Judge’s Ruling Spells the End for Tylenol Autism Lawsuits in Federal Court, Shifts Focus to State Courts

New York City, NY – The Tylenol autism lawsuits that have been pending in federal court have suffered a major blow. Judge Denise Cote ruled that the evidence presented by the plaintiffs, which aimed to establish a link between Tylenol and autism, did not meet the standards for admissibility in court. As a result, all cases in the Tylenol autism multidistrict litigation (MDL) will be dismissed, effectively putting an end to any further Tylenol autism lawsuits in federal courts. However, the future of these lawsuits may still continue in state courts.

The Tylenol autism lawsuits gained momentum two years ago after a group of doctors and scientists published a letter in a medical journal, warning about a potential connection between prenatal exposure to Tylenol and increased autism rates. In response, a growing number of parents filed lawsuits claiming that their children developed autism due to high levels of Tylenol used during pregnancy.

In October of 2022, all Tylenol autism lawsuits pending in federal courts were consolidated into an MDL presided over by Judge Denise Cote in the Southern District of New York. The outcome of the cases hinged on the admissibility of the plaintiffs’ scientific evidence on causation, which was the subject of the recent ruling.

On December 7, 2023, Judge Cote held a hearing to evaluate the admissibility of expert witnesses’ testimony regarding the link between Tylenol and autism. In her 148-page ruling, she excluded all five of the plaintiffs’ expert witnesses, stating that their analysis had scientific flaws and failed to align with the established consensus. Judge Cote emphasized that no scientific consensus currently exists regarding the connection between Tylenol’s active ingredient, acetaminophen, and autism or ADHD.

Given the lack of admissible evidence, the Tylenol autism lawsuits in federal courts are effectively concluded. The plaintiffs have the option to appeal the decision, although chances of success are generally slim for such rulings. Following her ruling, Judge Cote issued an Order signaling the litigation’s end and instructed both parties to propose a plan for winding down the cases by January 12, 2024.

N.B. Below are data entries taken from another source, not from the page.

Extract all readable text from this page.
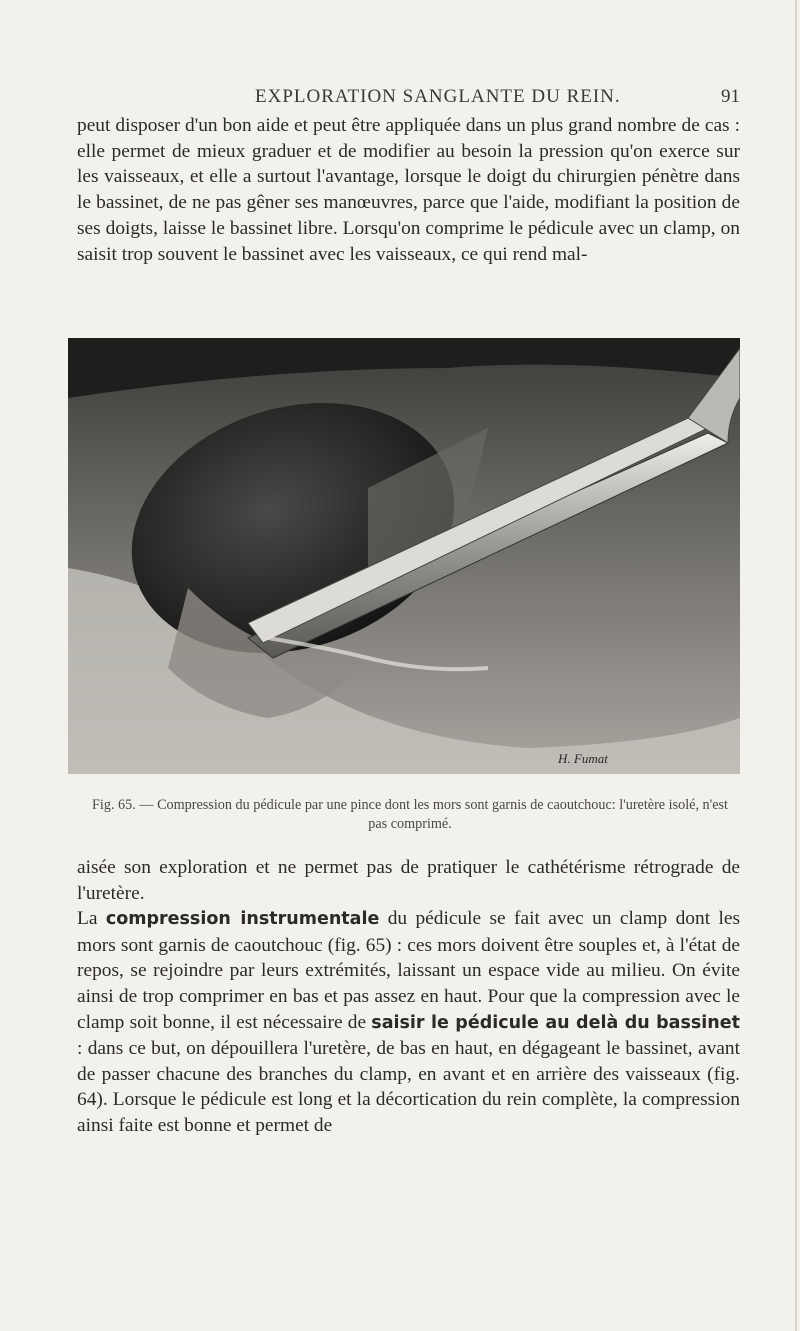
EXPLORATION SANGLANTE DU REIN.	91

peut disposer d'un bon aide et peut être appliquée dans un plus grand nombre de cas : elle permet de mieux graduer et de modifier au besoin la pression qu'on exerce sur les vaisseaux, et elle a surtout l'avantage, lorsque le doigt du chirurgien pénètre dans le bassinet, de ne pas gêner ses manœuvres, parce que l'aide, modifiant la position de ses doigts, laisse le bassinet libre. Lorsqu'on comprime le pédicule avec un clamp, on saisit trop souvent le bassinet avec les vaisseaux, ce qui rend mal-

H. Fumat

Fig. 65. — Compression du pédicule par une pince dont les mors sont garnis de caoutchouc: l'uretère isolé, n'est pas comprimé.

aisée son exploration et ne permet pas de pratiquer le cathétérisme rétrograde de l'uretère.
La compression instrumentale du pédicule se fait avec un clamp dont les mors sont garnis de caoutchouc (fig. 65) : ces mors doivent être souples et, à l'état de repos, se rejoindre par leurs extrémités, laissant un espace vide au milieu. On évite ainsi de trop comprimer en bas et pas assez en haut. Pour que la compression avec le clamp soit bonne, il est nécessaire de saisir le pédicule au delà du bassinet : dans ce but, on dépouillera l'uretère, de bas en haut, en dégageant le bassinet, avant de passer chacune des branches du clamp, en avant et en arrière des vaisseaux (fig. 64). Lorsque le pédicule est long et la décortication du rein complète, la compression ainsi faite est bonne et permet de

While the Tylenol autism lawsuits appear closed in federal courts, they could still be pursued in state courts where the admissibility standards for scientific evidence are often less stringent than those of the federal Daubert standard. This may lead to an influx of Tylenol autism cases in state courts, particularly in New Jersey, Pennsylvania, and California.

It is worth noting that despite Judge Cote’s ruling, many Tylenol autism and ADHD lawyers maintain a strong belief in the connection between these conditions. They anticipate that additional studies will strengthen the evidence supporting this link, giving plaintiffs’ experts more persuasive ammunition should the cases proceed to trial.

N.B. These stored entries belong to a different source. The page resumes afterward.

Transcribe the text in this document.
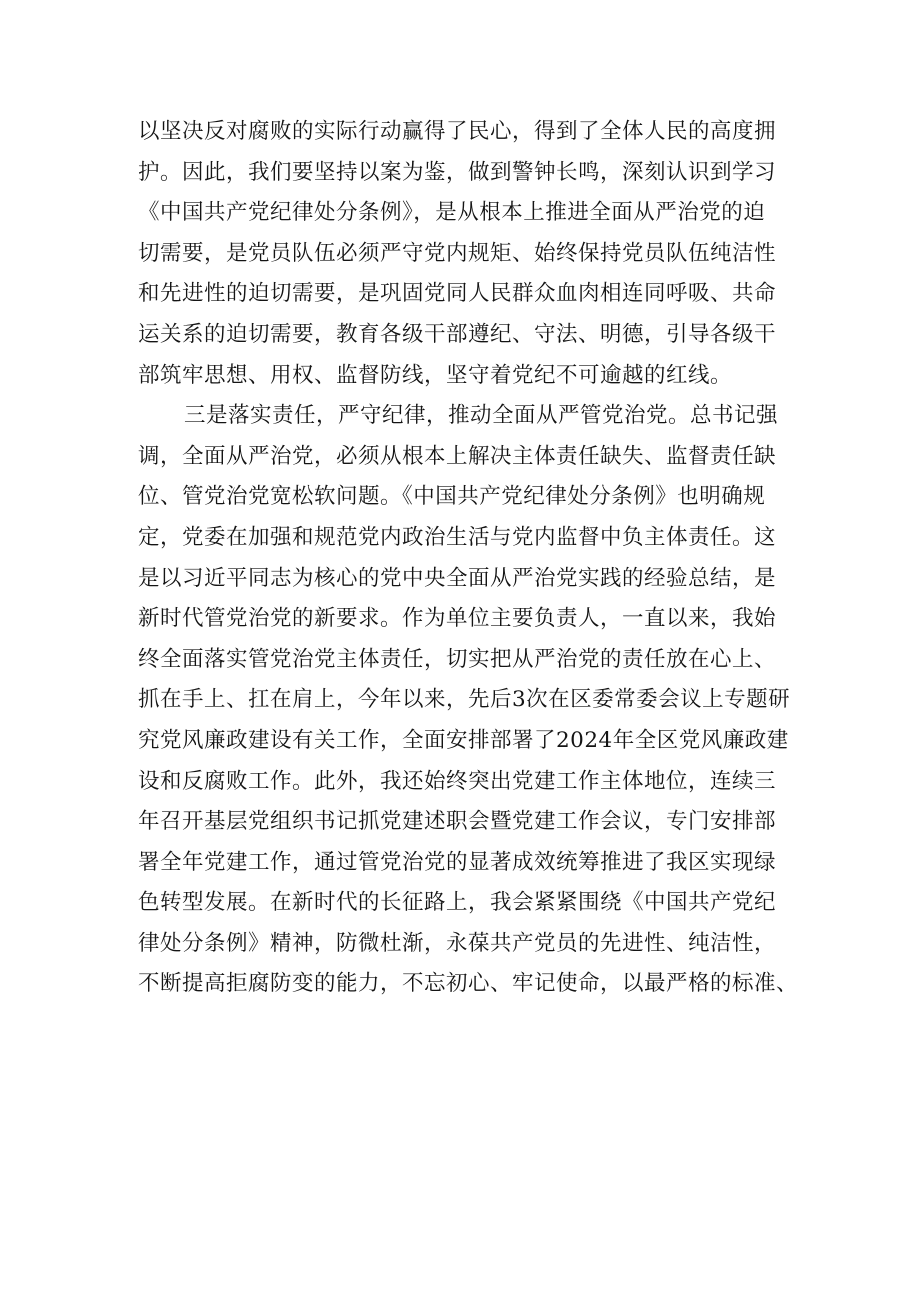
以坚决反对腐败的实际行动赢得了民心，得到了全体人民的高度拥
护。因此，我们要坚持以案为鉴，做到警钟长鸣，深刻认识到学习
《中国共产党纪律处分条例》，是从根本上推进全面从严治党的迫
切需要，是党员队伍必须严守党内规矩、始终保持党员队伍纯洁性
和先进性的迫切需要，是巩固党同人民群众血肉相连同呼吸、共命
运关系的迫切需要，教育各级干部遵纪、守法、明德，引导各级干
部筑牢思想、用权、监督防线，坚守着党纪不可逾越的红线。
三是落实责任，严守纪律，推动全面从严管党治党。总书记强
调，全面从严治党，必须从根本上解决主体责任缺失、监督责任缺
位、管党治党宽松软问题。《中国共产党纪律处分条例》也明确规
定，党委在加强和规范党内政治生活与党内监督中负主体责任。这
是以习近平同志为核心的党中央全面从严治党实践的经验总结，是
新时代管党治党的新要求。作为单位主要负责人，一直以来，我始
终全面落实管党治党主体责任，切实把从严治党的责任放在心上、
抓在手上、扛在肩上，今年以来，先后3次在区委常委会议上专题研
究党风廉政建设有关工作，全面安排部署了2024年全区党风廉政建
设和反腐败工作。此外，我还始终突出党建工作主体地位，连续三
年召开基层党组织书记抓党建述职会暨党建工作会议，专门安排部
署全年党建工作，通过管党治党的显著成效统筹推进了我区实现绿
色转型发展。在新时代的长征路上，我会紧紧围绕《中国共产党纪
律处分条例》精神，防微杜渐，永葆共产党员的先进性、纯洁性，
不断提高拒腐防变的能力，不忘初心、牢记使命，以最严格的标准、
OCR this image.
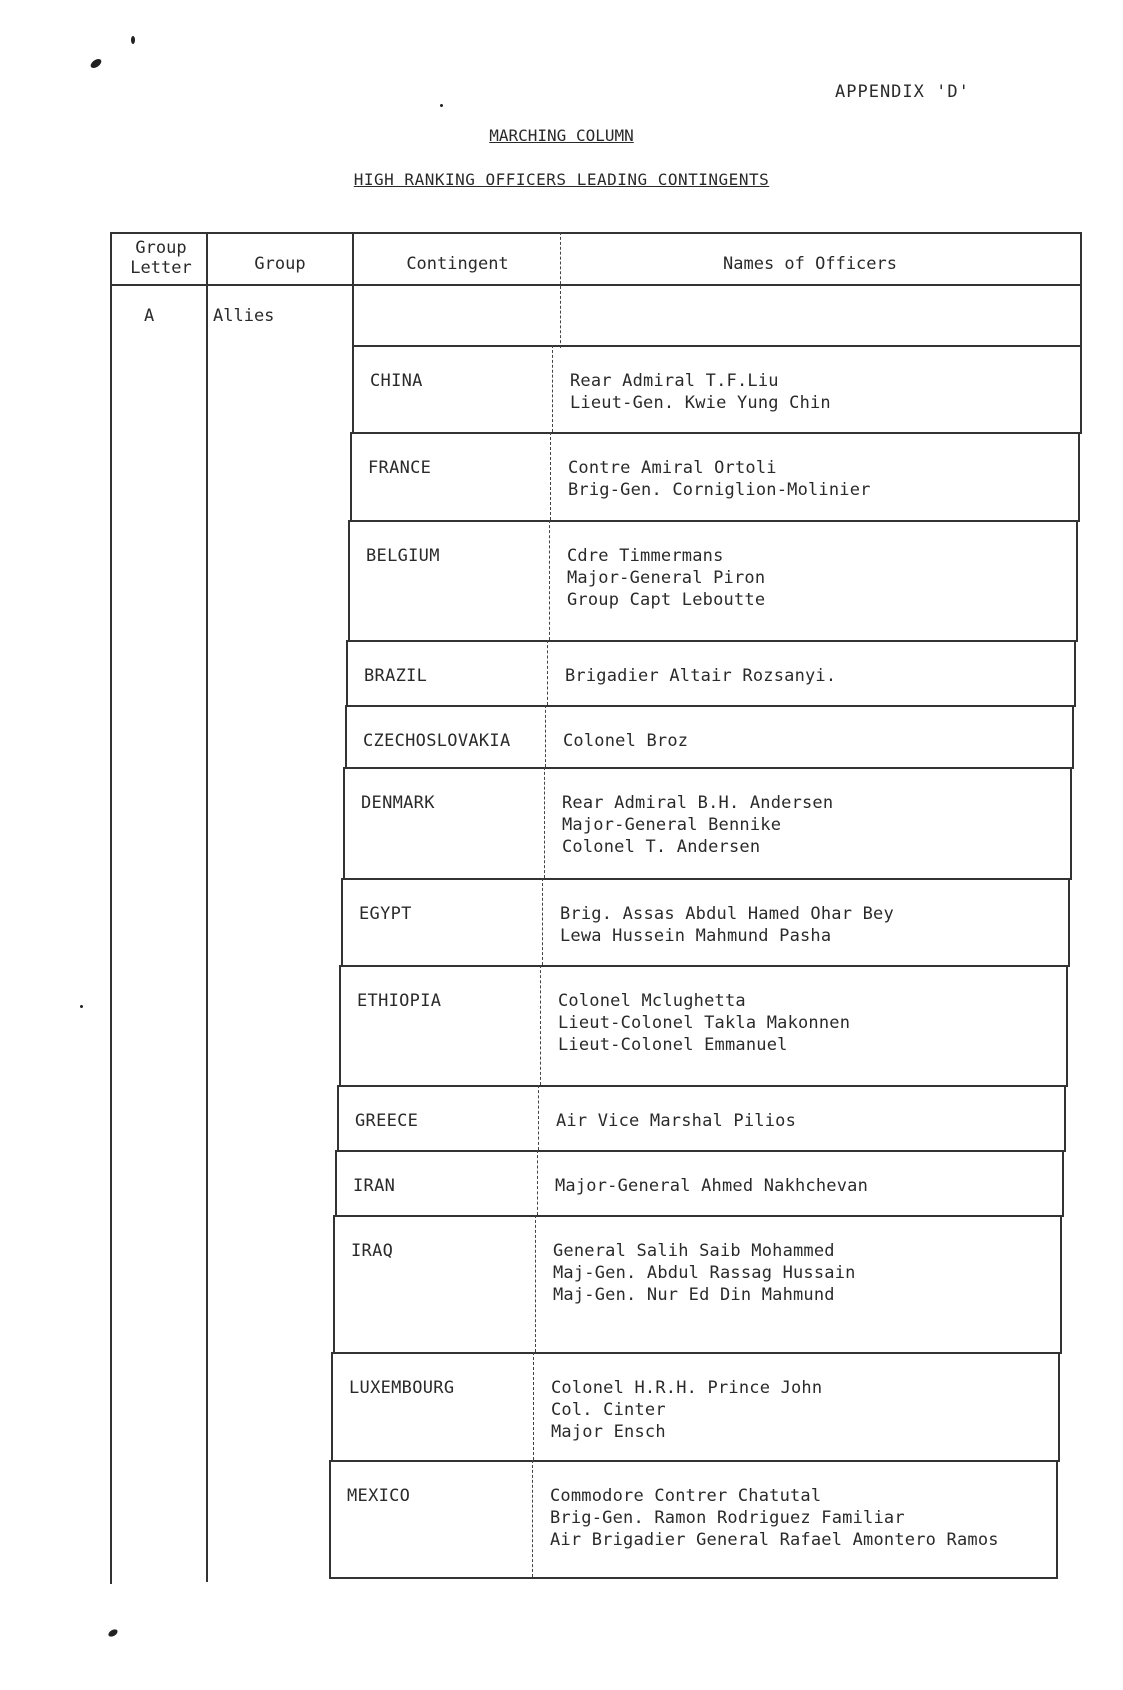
APPENDIX 'D'
MARCHING COLUMN
HIGH RANKING OFFICERS LEADING CONTINGENTS
Group Letter	Group	Contingent	Names of Officers
A	Allies
CHINA	Rear Admiral T.F.Liu
Lieut-Gen. Kwie Yung Chin
FRANCE	Contre Amiral Ortoli
Brig-Gen. Corniglion-Molinier
BELGIUM	Cdre Timmermans
Major-General Piron
Group Capt Leboutte
BRAZIL	Brigadier Altair Rozsanyi.
CZECHOSLOVAKIA	Colonel Broz
DENMARK	Rear Admiral B.H. Andersen
Major-General Bennike
Colonel T. Andersen
EGYPT	Brig. Assas Abdul Hamed Ohar Bey
Lewa Hussein Mahmund Pasha
ETHIOPIA	Colonel Mclughetta
Lieut-Colonel Takla Makonnen
Lieut-Colonel Emmanuel
GREECE	Air Vice Marshal Pilios
IRAN	Major-General Ahmed Nakhchevan
IRAQ	General Salih Saib Mohammed
Maj-Gen. Abdul Rassag Hussain
Maj-Gen. Nur Ed Din Mahmund
LUXEMBOURG	Colonel H.R.H. Prince John
Col. Cinter
Major Ensch
MEXICO	Commodore Contrer Chatutal
Brig-Gen. Ramon Rodriguez Familiar
Air Brigadier General Rafael Amontero Ramos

In summary, the Tylenol autism lawsuits have suffered a significant setback in federal court due to a ruling by Judge Denise Cote. The evidence presented by the plaintiffs failed to meet the admissibility standards required to prove a link between Tylenol and autism. While the lawsuits face dismissal in federal court, the plaintiffs may seek recourse in state courts, where admissibility standards are typically more lenient. The litigation’s fate will ultimately depend on future developments in the scientific evidence.